2.2 Lab 2

OpenFrameworks

Create a project of your own using OpenFrameworks. You can take SPACE in its widest sense as a theme, but this is not a must have. Try to be creative by for instance not using standard inputs, outputs or platforms, create something different from the standard OpenFramework out of the box examples, add ons and projects, target a physical rather than pure digital project etc. 

We realize that you all have different backgrounds, with different levels of programming experience. Just to reassure you this will be taken into account when evaluating the projects. The use of OF in this assignment is actually more a constraint rather than an objective, so we evaluate the end result itself (is it an interesting project etc) rather than technical (i.e. OF) acumen. Some of the best projects last year were technically actually quite simple. That said, we want to be able to see that, to your ability, you have experimented in depth with OpenFrameworks. 

What I do expect is that people tinker - try to go beyond their regular comfort zone, are able to change course when you hit technical boundaries so know your limits when getting stuck, or even turn 'failures' into core pieces of the project (again there were examples of this last year as well). 

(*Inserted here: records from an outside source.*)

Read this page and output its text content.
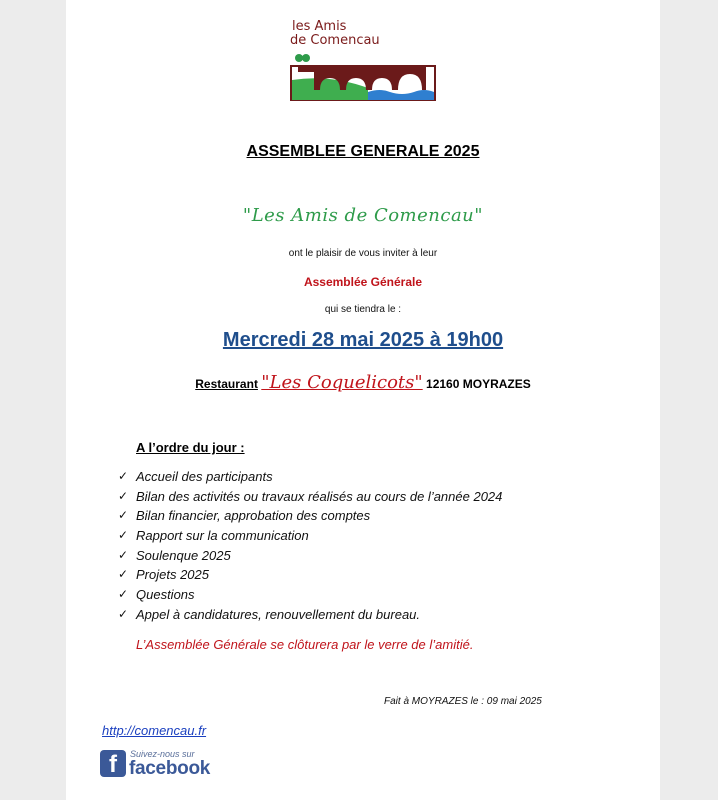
les Amis
de Comencau
ASSEMBLEE GENERALE 2025
"Les Amis de Comencau"
ont le plaisir de vous inviter à leur
Assemblée Générale
qui se tiendra le :
Mercredi 28 mai 2025 à 19h00
Restaurant "Les Coquelicots" 12160 MOYRAZES
A l’ordre du jour :
✓ Accueil des participants
✓ Bilan des activités ou travaux réalisés au cours de l’année 2024
✓ Bilan financier, approbation des comptes
✓ Rapport sur la communication
✓ Soulenque 2025
✓ Projets 2025
✓ Questions
✓ Appel à candidatures, renouvellement du bureau.
L’Assemblée Générale se clôturera par le verre de l’amitié.
Fait à MOYRAZES le : 09 mai 2025
http://comencau.fr
f	Suivez-nous sur
facebook
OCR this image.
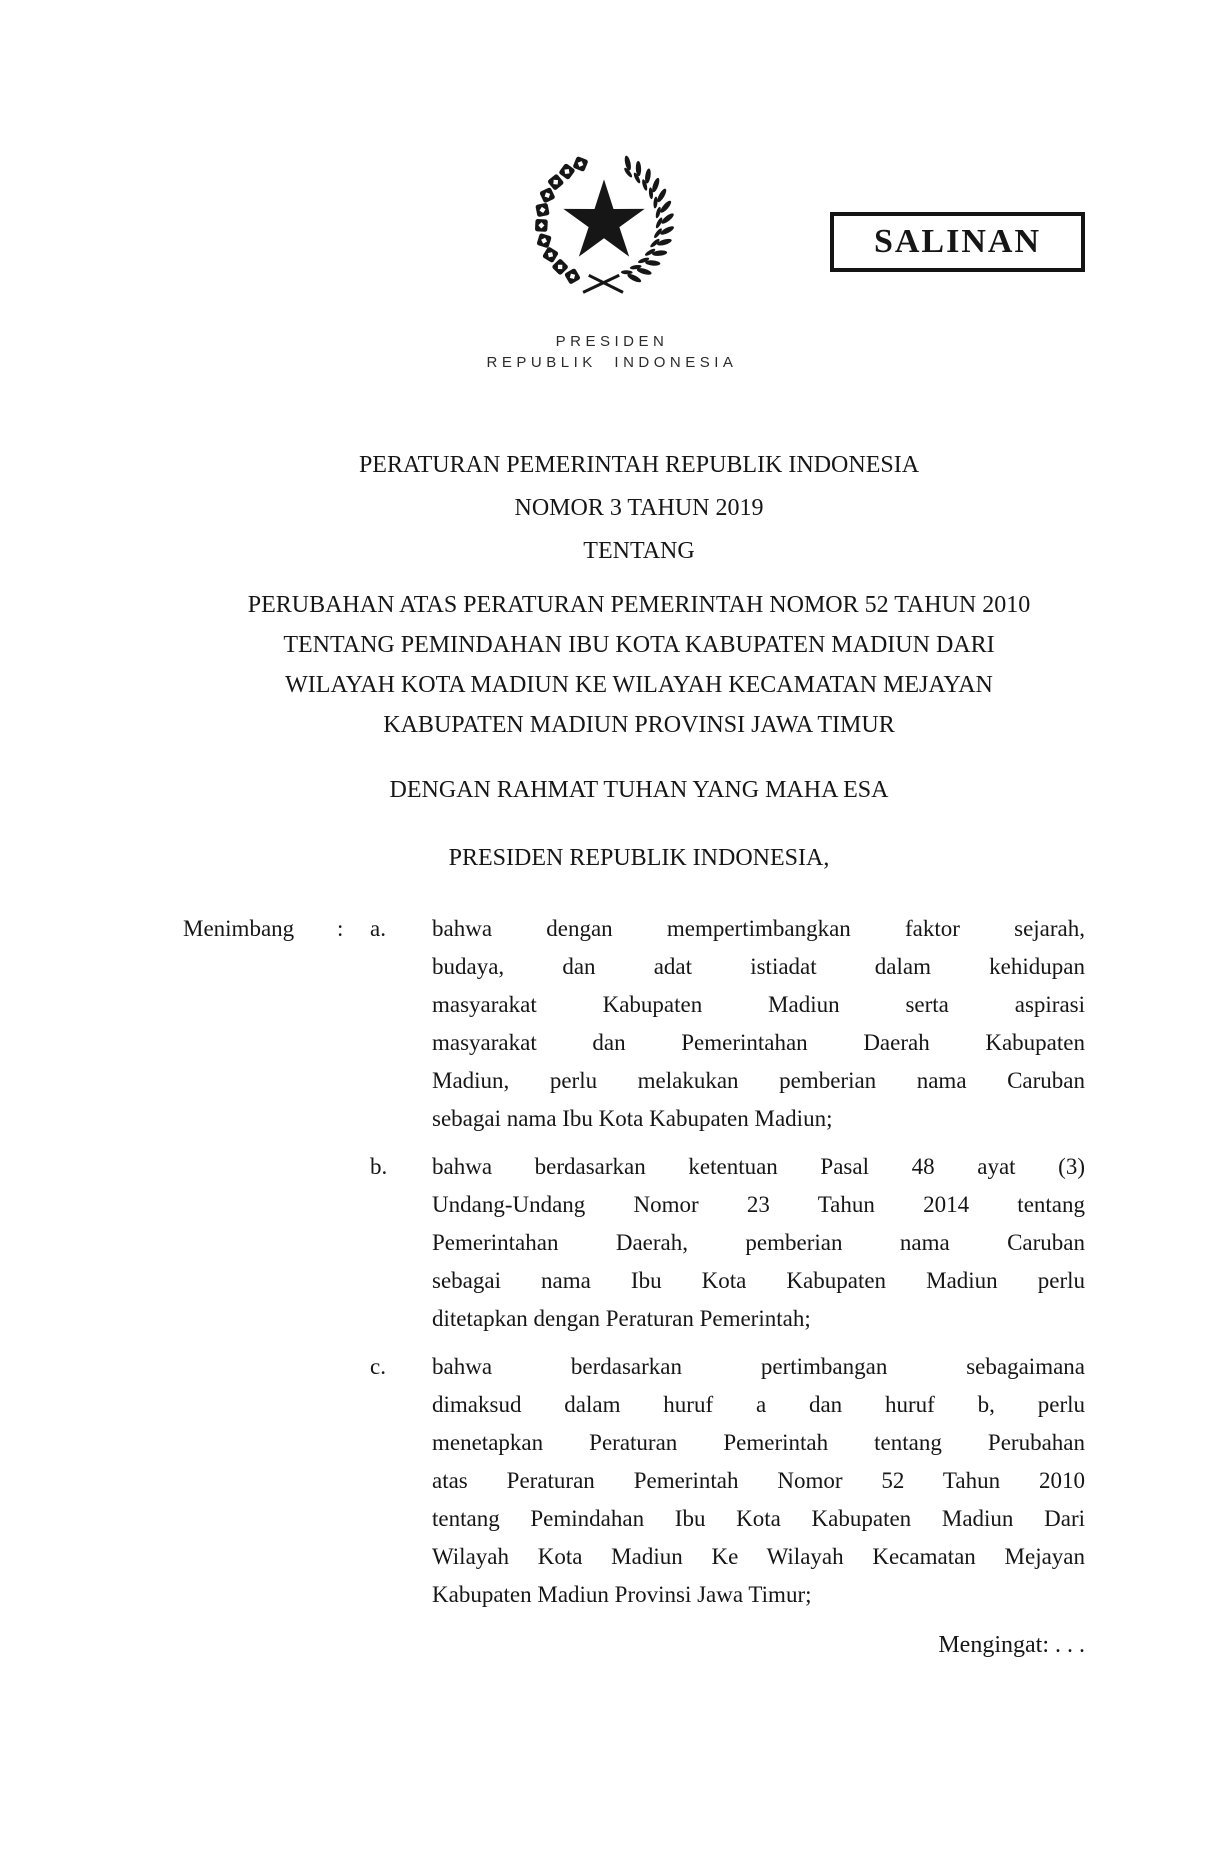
SALINAN
PRESIDEN
REPUBLIK INDONESIA
PERATURAN PEMERINTAH REPUBLIK INDONESIA
NOMOR 3 TAHUN 2019
TENTANG
PERUBAHAN ATAS PERATURAN PEMERINTAH NOMOR 52 TAHUN 2010
TENTANG PEMINDAHAN IBU KOTA KABUPATEN MADIUN DARI
WILAYAH KOTA MADIUN KE WILAYAH KECAMATAN MEJAYAN
KABUPATEN MADIUN PROVINSI JAWA TIMUR
DENGAN RAHMAT TUHAN YANG MAHA ESA
PRESIDEN REPUBLIK INDONESIA,
Menimbang : a. bahwa dengan mempertimbangkan faktor sejarah,
budaya, dan adat istiadat dalam kehidupan
masyarakat Kabupaten Madiun serta aspirasi
masyarakat dan Pemerintahan Daerah Kabupaten
Madiun, perlu melakukan pemberian nama Caruban
sebagai nama Ibu Kota Kabupaten Madiun;
b. bahwa berdasarkan ketentuan Pasal 48 ayat (3)
Undang-Undang Nomor 23 Tahun 2014 tentang
Pemerintahan Daerah, pemberian nama Caruban
sebagai nama Ibu Kota Kabupaten Madiun perlu
ditetapkan dengan Peraturan Pemerintah;
c. bahwa berdasarkan pertimbangan sebagaimana
dimaksud dalam huruf a dan huruf b, perlu
menetapkan Peraturan Pemerintah tentang Perubahan
atas Peraturan Pemerintah Nomor 52 Tahun 2010
tentang Pemindahan Ibu Kota Kabupaten Madiun Dari
Wilayah Kota Madiun Ke Wilayah Kecamatan Mejayan
Kabupaten Madiun Provinsi Jawa Timur;
Mengingat: . . .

Your project needs to be documented on your personal page with a motivation, and a visual (video preferred) and other images, videos, blueprints, source code, including references to libraries, sources leveraged etc. So in addition to to describing what you built for this assignment and why you will need to give full documentation of how you did it. If you have worked in a group a single project description will do, but each student will need to refer/link from their student page to the project page (ie just a 1 sentence page with a link).

Depending on background this could take an estimated 3 to 4 days.

Also we will be hosting and openFrameworks walk in session on May 21, 1-5, where you can come around with your questions or just work for a couple of hours with people around which may  be able to help.

For further context on tinkering, please also read the following paper:

Maarten H. Lamers Peter van der Putten and Fons J Verbeek. Observations on Tinkering in Scientific Education. In: Cheok A.D., Nijholt A., Romão T. (Eds.) Entertaining the Whole World. Human-Computer Interaction Series. London: Springer-Verlag. 137-145, 2014. Draft manuscript.